Plasminogen [Plg] is synthesised in the liver and circulates in two forms:
Glu-Plasminogen and Lys-Plasminogen. In its native form Plg contains a glutamic acid residue at the N-terminus and this molecule is termed Glu-Plasminogen. Activation of Glu-Plasminogen [via t-PA and Urokinase] occurs through a cleavage at Arg561 and Val562 to generate an active two chain [tc] molecule – Glu-Plasmin. The heavy chain contains the lysine binding sites whilst the light chain has the serine protease activity. However, the lysine binding sites in the heavy chain are buried and so this molecule is functionally inactive.
Autocatalytic conversion of Glu-plasmin to Lys-plasmin occurs via cleavage of the heavy chain at Lys76-Lys-77 causing a significant conformational change in its structure and which exposes the lysine binding sites and allows its binding to the fibrin clot. Interestingly both Lys and Glu-plasmin can cleave the Lys76-Lys-77 bond in Glu-Plg to form Lys-plasminogen. Glu-Plasminogen has a T½ of ~50hr whereas Lys Plasminogen has a T½ of ~20hr.
Plasmin - a serine protease is a key component of the fibrinolytic pathway. It is converted to its active form, plasmin, by tissue plasminogen activator (tPA). The conversion of plasminogen to plasma by tPA is relatively inefficient in the absence of a fibrin clot but in the presence of fibrin the efficiency of conversion increases significantly. Plasminogen can also be converted to plasmin by urokinase, Factor XIa and Factor XIIa.

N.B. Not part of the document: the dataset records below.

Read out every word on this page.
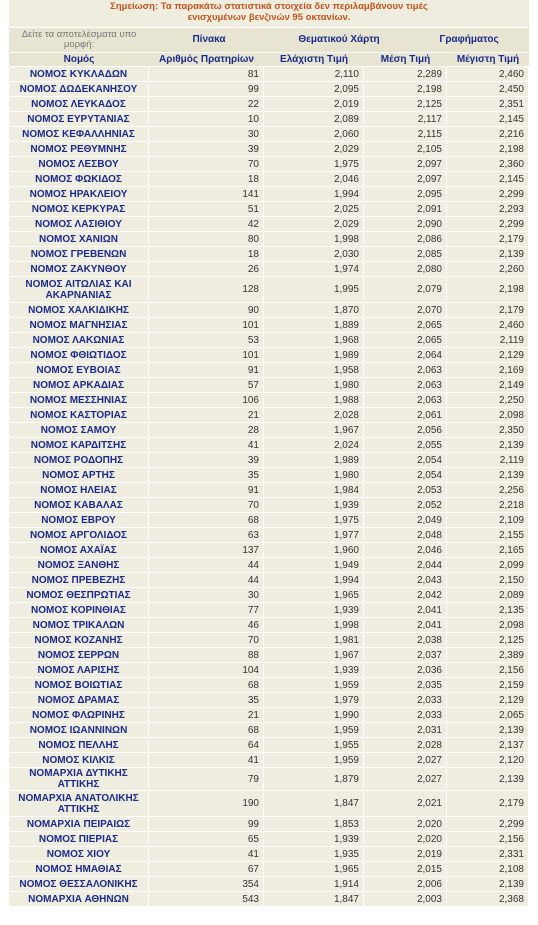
Σημείωση: Τα παρακάτω στατιστικά στοιχεία δεν περιλαμβάνουν τιμές
ενισχυμένων βενζινών 95 οκτανίων.
Δείτε τα αποτελέσματα υπο μορφή:	Πίνακα	Θεματικού Χάρτη	Γραφήματος
Νομός	Αριθμός Πρατηρίων	Ελάχιστη Τιμή	Μέση Τιμή	Μέγιστη Τιμή
ΝΟΜΟΣ ΚΥΚΛΑΔΩΝ	81	2,110	2,289	2,460
ΝΟΜΟΣ ΔΩΔΕΚΑΝΗΣΟΥ	99	2,095	2,198	2,450
ΝΟΜΟΣ ΛΕΥΚΑΔΟΣ	22	2,019	2,125	2,351
ΝΟΜΟΣ ΕΥΡΥΤΑΝΙΑΣ	10	2,089	2,117	2,145
ΝΟΜΟΣ ΚΕΦΑΛΛΗΝΙΑΣ	30	2,060	2,115	2,216
ΝΟΜΟΣ ΡΕΘΥΜΝΗΣ	39	2,029	2,105	2,198
ΝΟΜΟΣ ΛΕΣΒΟΥ	70	1,975	2,097	2,360
ΝΟΜΟΣ ΦΩΚΙΔΟΣ	18	2,046	2,097	2,145
ΝΟΜΟΣ ΗΡΑΚΛΕΙΟΥ	141	1,994	2,095	2,299
ΝΟΜΟΣ ΚΕΡΚΥΡΑΣ	51	2,025	2,091	2,293
ΝΟΜΟΣ ΛΑΣΙΘΙΟΥ	42	2,029	2,090	2,299
ΝΟΜΟΣ ΧΑΝΙΩΝ	80	1,998	2,086	2,179
ΝΟΜΟΣ ΓΡΕΒΕΝΩΝ	18	2,030	2,085	2,139
ΝΟΜΟΣ ΖΑΚΥΝΘΟΥ	26	1,974	2,080	2,260
ΝΟΜΟΣ ΑΙΤΩΛΙΑΣ ΚΑΙ ΑΚΑΡΝΑΝΙΑΣ	128	1,995	2,079	2,198
ΝΟΜΟΣ ΧΑΛΚΙΔΙΚΗΣ	90	1,870	2,070	2,179
ΝΟΜΟΣ ΜΑΓΝΗΣΙΑΣ	101	1,889	2,065	2,460
ΝΟΜΟΣ ΛΑΚΩΝΙΑΣ	53	1,968	2,065	2,119
ΝΟΜΟΣ ΦΘΙΩΤΙΔΟΣ	101	1,989	2,064	2,129
ΝΟΜΟΣ ΕΥΒΟΙΑΣ	91	1,958	2,063	2,169
ΝΟΜΟΣ ΑΡΚΑΔΙΑΣ	57	1,980	2,063	2,149
ΝΟΜΟΣ ΜΕΣΣΗΝΙΑΣ	106	1,988	2,063	2,250
ΝΟΜΟΣ ΚΑΣΤΟΡΙΑΣ	21	2,028	2,061	2,098
ΝΟΜΟΣ ΣΑΜΟΥ	28	1,967	2,056	2,350
ΝΟΜΟΣ ΚΑΡΔΙΤΣΗΣ	41	2,024	2,055	2,139
ΝΟΜΟΣ ΡΟΔΟΠΗΣ	39	1,989	2,054	2,119
ΝΟΜΟΣ ΑΡΤΗΣ	35	1,980	2,054	2,139
ΝΟΜΟΣ ΗΛΕΙΑΣ	91	1,984	2,053	2,256
ΝΟΜΟΣ ΚΑΒΑΛΑΣ	70	1,939	2,052	2,218
ΝΟΜΟΣ ΕΒΡΟΥ	68	1,975	2,049	2,109
ΝΟΜΟΣ ΑΡΓΟΛΙΔΟΣ	63	1,977	2,048	2,155
ΝΟΜΟΣ ΑΧΑΪΑΣ	137	1,960	2,046	2,165
ΝΟΜΟΣ ΞΑΝΘΗΣ	44	1,949	2,044	2,099
ΝΟΜΟΣ ΠΡΕΒΕΖΗΣ	44	1,994	2,043	2,150
ΝΟΜΟΣ ΘΕΣΠΡΩΤΙΑΣ	30	1,965	2,042	2,089
ΝΟΜΟΣ ΚΟΡΙΝΘΙΑΣ	77	1,939	2,041	2,135
ΝΟΜΟΣ ΤΡΙΚΑΛΩΝ	46	1,998	2,041	2,098
ΝΟΜΟΣ ΚΟΖΑΝΗΣ	70	1,981	2,038	2,125
ΝΟΜΟΣ ΣΕΡΡΩΝ	88	1,967	2,037	2,389
ΝΟΜΟΣ ΛΑΡΙΣΗΣ	104	1,939	2,036	2,156
ΝΟΜΟΣ ΒΟΙΩΤΙΑΣ	68	1,959	2,035	2,159
ΝΟΜΟΣ ΔΡΑΜΑΣ	35	1,979	2,033	2,129
ΝΟΜΟΣ ΦΛΩΡΙΝΗΣ	21	1,990	2,033	2,065
ΝΟΜΟΣ ΙΩΑΝΝΙΝΩΝ	68	1,959	2,031	2,139
ΝΟΜΟΣ ΠΕΛΛΗΣ	64	1,955	2,028	2,137
ΝΟΜΟΣ ΚΙΛΚΙΣ	41	1,959	2,027	2,120
ΝΟΜΑΡΧΙΑ ΔΥΤΙΚΗΣ ΑΤΤΙΚΗΣ	79	1,879	2,027	2,139
ΝΟΜΑΡΧΙΑ ΑΝΑΤΟΛΙΚΗΣ ΑΤΤΙΚΗΣ	190	1,847	2,021	2,179
ΝΟΜΑΡΧΙΑ ΠΕΙΡΑΙΩΣ	99	1,853	2,020	2,299
ΝΟΜΟΣ ΠΙΕΡΙΑΣ	65	1,939	2,020	2,156
ΝΟΜΟΣ ΧΙΟΥ	41	1,935	2,019	2,331
ΝΟΜΟΣ ΗΜΑΘΙΑΣ	67	1,965	2,015	2,108
ΝΟΜΟΣ ΘΕΣΣΑΛΟΝΙΚΗΣ	354	1,914	2,006	2,139
ΝΟΜΑΡΧΙΑ ΑΘΗΝΩΝ	543	1,847	2,003	2,368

Plasmin cleaves fibrin into a number of soluble fibrin degradation products (FDPs). FDPs competitively inhibit thrombin and so reduce conversion of fibrinogen to fibrin. Plasmin is responsible for both clot breakdown and, indirectly, for reducing clot formation.
|TAFI||Thrombin-Activatable Fibrinolysis Inhibitor|
|α2-AP||Alpha 2 antiplasmin [Plasmin inhibitor]|
||Tissue Plasminogen Activator|
|u-PA||Urinary Plasminogen Activator [Urokinase]|
|scu-PA||Single Chain Urinary Plasminogen Activator|
In addition to its fibrinolytic role, plasmin also cleaves fibronectin, thrombospondin, laminin, von Willebrand factor, some collagenases and some components of the complement system. It has a role in ovulation and wound healing. For these reasons the activity of plasma in carefully regulated. Plasmin is inactivated by alpha 2-antiplasmin and may also be converted to angiostatin, an angiogenesis inhibitor by an alternative pathway.
Plasminogen deficiency is inherited in an autosomal recessive manner. The paucity of cases makes any association with VTE unclear and published literature is conflicting on the thrombotic risk associated with plasminogen deficiency.
There are two types of inherited plasminogen deficiency:
|Type||Plasminogen Assays||Prevalence||Clinical Association|
|I||Decreased||~ 1:1.6 million||Associated with pseudomembrane disease especially ligneous conjunctivitis, impaired wound healing and possibly reduced female fertility.|
|II||Decreased functional activity but normal immunological activity||Up to 3% in some ethnic groups||No pseudomembranes but impaired wound healing and probably reduced female fertility|
Principles & Methods
The assays for plasminogen reflect the different potential defects.
1. Immunological Assays:A variety of immunological methods exist for meausrien PAI-I antigenic levels ncluidng ELISA assays.
2. Functional Assays: Plasminogen activity can be assayed by its activation to plasmin [by either streptokinase or urokinase] and then the mesuring the functionla activity of the plasmin using a variety of substrates.
A functional assay should be performed first. If this is normal then the patient is very unlikely to have plasminogen deficiency. If the functional test indicates reduced activity then antigen testing can be undertaken to distinguish Type I and II disorders.
The table below summarises the causes of test abnormalities.
|Increased Plasminogen Levels||Decreased Plasminogen Levels|
Plasminogen is an acute phase protein and so the levels are increase in association with infection, trauma, inflammation and malignancy.
|1. Hereditary deficiencies
2. Acquired deficiencies
Disseminated Intravascular Coagulation
During and after thrombolytic therapy
The newborn infant
Abnormal tests should always be verified by repeat and deficiency should not be diagnosed on the basis of a single abnormal result.
Plasminogen reference activity 0.75 - 1.60 U/mL
Plasminogen antigen 150-250 ng/L.
The reference range may vary with ethnicity and is reported to be higher in African males.
Plasminogen levels are reduced in the newborn.
What Test Next
Family testing may be appropriate to permit appropriate counseling.